15 Jun 2005
I’ve developed two implementations of a system to track hits on websites. The first attempt
is still online used to live at counter.jokke.dk, but has been taken offline as of September 2006. It was very limited in what statistics it recorded. The second never made it past beta testing, revealed great inefficiency in the data processing, and was only used by a few selected testers.
Where To From 404?
The above problems got me thinking how this should really be done to provide useful statistics to those without access to Apache’s logfiles. So far I’ve been saving all the data in MySQL and then extracted the statistics from there for further processing. This can get somewhat inefficient, as noted above, when dealing with hundreds of thousands of records and you most of the time are interested only in statistics from the last week.
While building the second implementation, which I will call counter2 here, and trying to locate the culprit of said performance hit, it turned out to be PHP and the way it deals with huge arrays [hundreds if not thousands of items, each an array in itself]. PHP may be good at many things but intensive calculations involving a lot of memory allocation is apparently not one of them. How can we get around this limitation?
A New Approach
I’ve tried several log file analysis tools and the ones built on C are, not surprising, very fast. They do, however, require access to Apache’s log files. This is where counter3 enters.
By making counter3 middleware so to speak between the individual hits and the statistics generator, not only will we gain a dramatic speed increase but also be able to benefit from the smart people who built the analysis tool. Though it can be great fun, there rarely is a need to reinvent the wheel.
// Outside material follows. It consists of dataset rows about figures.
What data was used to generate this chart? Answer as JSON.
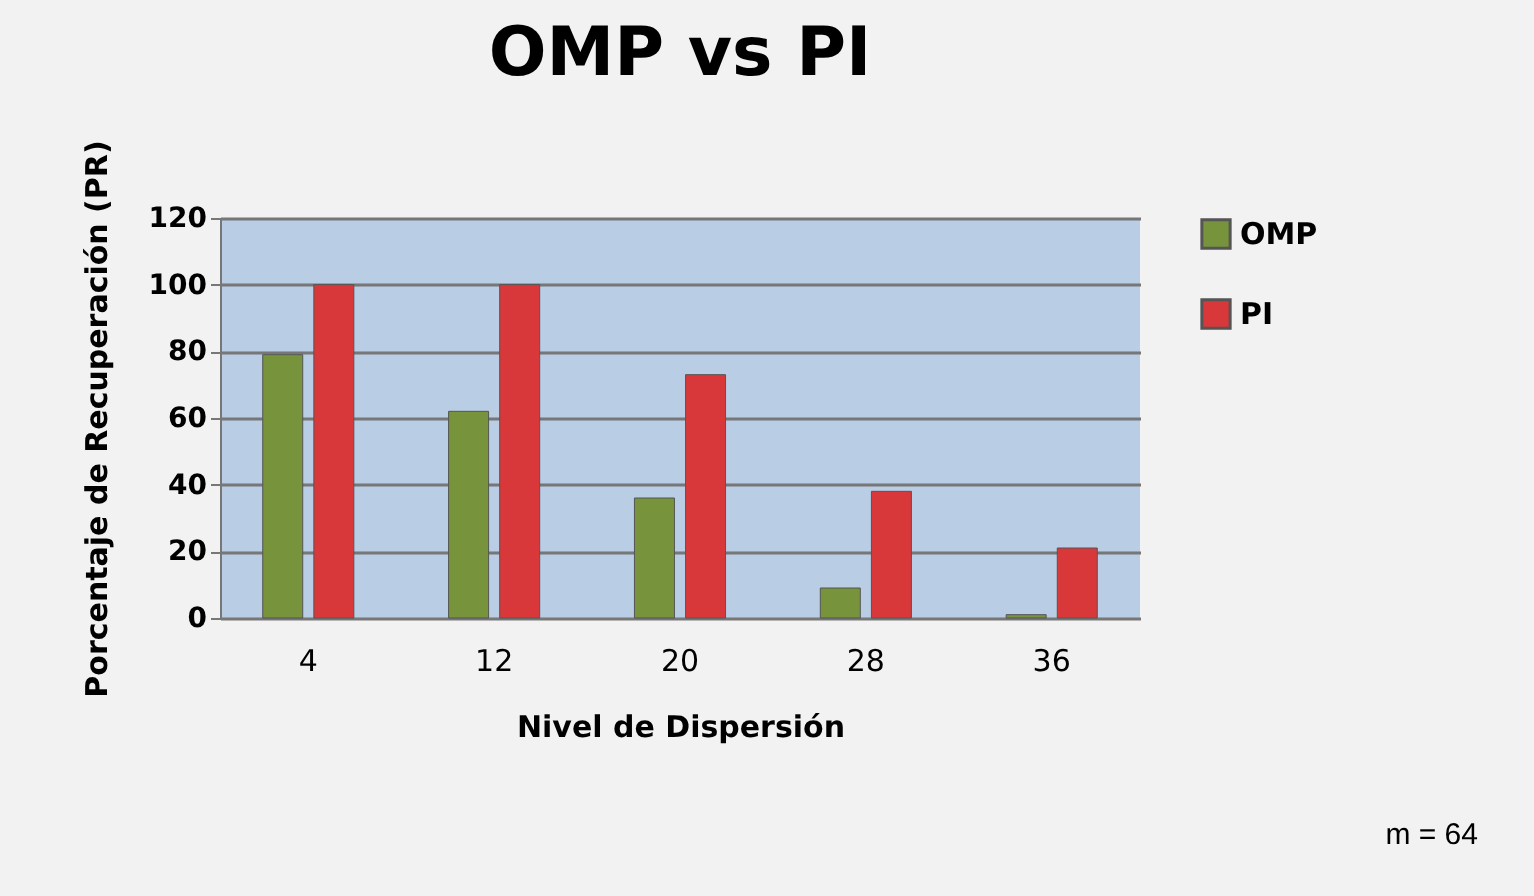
{
  "chart_data": {
    "type": "bar",
    "title": "OMP vs PI",
    "xlabel": "Nivel de Dispersión",
    "ylabel": "Porcentaje de Recuperación (PR)",
    "categories": [
      "4",
      "12",
      "20",
      "28",
      "36"
    ],
    "series": [
      {
        "name": "OMP",
        "color": "#77933c",
        "values": [
          79,
          62,
          36,
          9,
          1
        ]
      },
      {
        "name": "PI",
        "color": "#d9383a",
        "values": [
          100,
          100,
          73,
          38,
          21
        ]
      }
    ],
    "ylim": [
      0,
      120
    ],
    "yticks": [
      0,
      20,
      40,
      60,
      80,
      100,
      120
    ],
    "grid": "y",
    "legend": "right",
    "annotations": [
      "m = 64"
    ]
  }
}
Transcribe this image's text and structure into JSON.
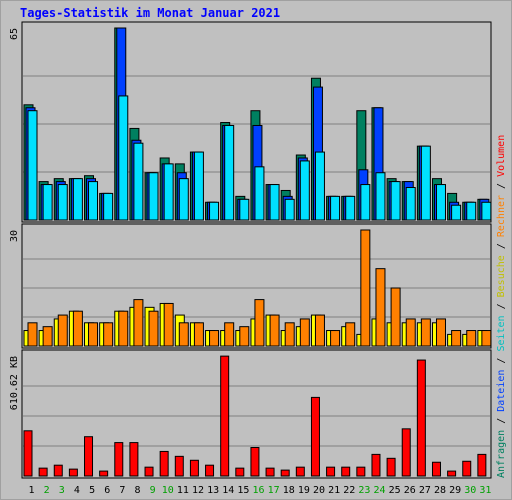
{
  "title": "Tages-Statistik im Monat Januar 2021",
  "colors": {
    "anfragen": "#008060",
    "dateien": "#0040ff",
    "seiten": "#00e0ff",
    "besuche": "#ffff00",
    "rechner": "#ff8000",
    "volumen": "#ff0000",
    "weekend": "#00a000",
    "weekday": "#000000"
  },
  "side_legend": [
    {
      "text": "Anfragen",
      "color": "#008060"
    },
    {
      "text": "Dateien",
      "color": "#0040ff"
    },
    {
      "text": "Seiten",
      "color": "#00c0c0"
    },
    {
      "text": "Besuche",
      "color": "#c0c000"
    },
    {
      "text": "Rechner",
      "color": "#ff8000"
    },
    {
      "text": "Volumen",
      "color": "#ff0000"
    }
  ],
  "chart_data": [
    {
      "type": "bar",
      "panel": "requests",
      "max_label": "65",
      "ylim": [
        0,
        65
      ],
      "categories": [
        "1",
        "2",
        "3",
        "4",
        "5",
        "6",
        "7",
        "8",
        "9",
        "10",
        "11",
        "12",
        "13",
        "14",
        "15",
        "16",
        "17",
        "18",
        "19",
        "20",
        "21",
        "22",
        "23",
        "24",
        "25",
        "26",
        "27",
        "28",
        "29",
        "30",
        "31"
      ],
      "series": [
        {
          "name": "Anfragen",
          "values": [
            39,
            13,
            14,
            14,
            15,
            9,
            65,
            31,
            16,
            21,
            19,
            23,
            6,
            33,
            8,
            37,
            12,
            10,
            22,
            48,
            8,
            8,
            37,
            38,
            14,
            13,
            25,
            14,
            9,
            6,
            7
          ]
        },
        {
          "name": "Dateien",
          "values": [
            38,
            12,
            13,
            14,
            14,
            9,
            65,
            27,
            16,
            19,
            16,
            23,
            6,
            32,
            7,
            32,
            12,
            8,
            21,
            45,
            8,
            8,
            17,
            38,
            13,
            13,
            25,
            12,
            6,
            6,
            7
          ]
        },
        {
          "name": "Seiten",
          "values": [
            37,
            12,
            12,
            14,
            13,
            9,
            42,
            26,
            16,
            19,
            14,
            23,
            6,
            32,
            7,
            18,
            12,
            7,
            20,
            23,
            8,
            8,
            12,
            16,
            13,
            11,
            25,
            12,
            5,
            6,
            6
          ]
        }
      ]
    },
    {
      "type": "bar",
      "panel": "visits",
      "max_label": "30",
      "ylim": [
        0,
        30
      ],
      "categories": [
        "1",
        "2",
        "3",
        "4",
        "5",
        "6",
        "7",
        "8",
        "9",
        "10",
        "11",
        "12",
        "13",
        "14",
        "15",
        "16",
        "17",
        "18",
        "19",
        "20",
        "21",
        "22",
        "23",
        "24",
        "25",
        "26",
        "27",
        "28",
        "29",
        "30",
        "31"
      ],
      "series": [
        {
          "name": "Besuche",
          "values": [
            4,
            4,
            7,
            9,
            6,
            6,
            9,
            10,
            10,
            11,
            8,
            6,
            4,
            4,
            4,
            7,
            8,
            4,
            5,
            8,
            4,
            5,
            3,
            7,
            6,
            6,
            6,
            6,
            3,
            3,
            4
          ]
        },
        {
          "name": "Rechner",
          "values": [
            6,
            5,
            8,
            9,
            6,
            6,
            9,
            12,
            9,
            11,
            6,
            6,
            4,
            6,
            5,
            12,
            8,
            6,
            7,
            8,
            4,
            6,
            30,
            20,
            15,
            7,
            7,
            7,
            4,
            4,
            4
          ]
        }
      ]
    },
    {
      "type": "bar",
      "panel": "volume",
      "max_label": "610.62 KB",
      "ylim": [
        0,
        610.62
      ],
      "categories": [
        "1",
        "2",
        "3",
        "4",
        "5",
        "6",
        "7",
        "8",
        "9",
        "10",
        "11",
        "12",
        "13",
        "14",
        "15",
        "16",
        "17",
        "18",
        "19",
        "20",
        "21",
        "22",
        "23",
        "24",
        "25",
        "26",
        "27",
        "28",
        "29",
        "30",
        "31"
      ],
      "series": [
        {
          "name": "Volumen",
          "values": [
            230,
            40,
            55,
            35,
            200,
            25,
            170,
            170,
            45,
            125,
            100,
            80,
            55,
            610,
            40,
            145,
            40,
            30,
            45,
            400,
            45,
            45,
            45,
            110,
            90,
            240,
            590,
            70,
            25,
            75,
            110
          ]
        }
      ]
    }
  ]
}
Not having direct access to Apache’s own log files obviously presents limitations on what information can be had. Apache notes, for instance, how big the requested file was and the response code. These and statistics on files other than html can not be handled by counter3 [some info on the size of a document can be had with
document.body.innerHTML.length, but I’m not sure how useful it would be given that images are not included].
Development of counter3 has yet to begin, but I believe that the above outlined method represents near the optimal way of doing statistics on a webpage without access to the log files. Suggestions, comments and the like are more than welcome.
September 2006 Update: With the recent announcement of Google Analytics, the enticement to do a new version of my counter is limited. The thoughts below are still interesting, but I have no plans of starting development.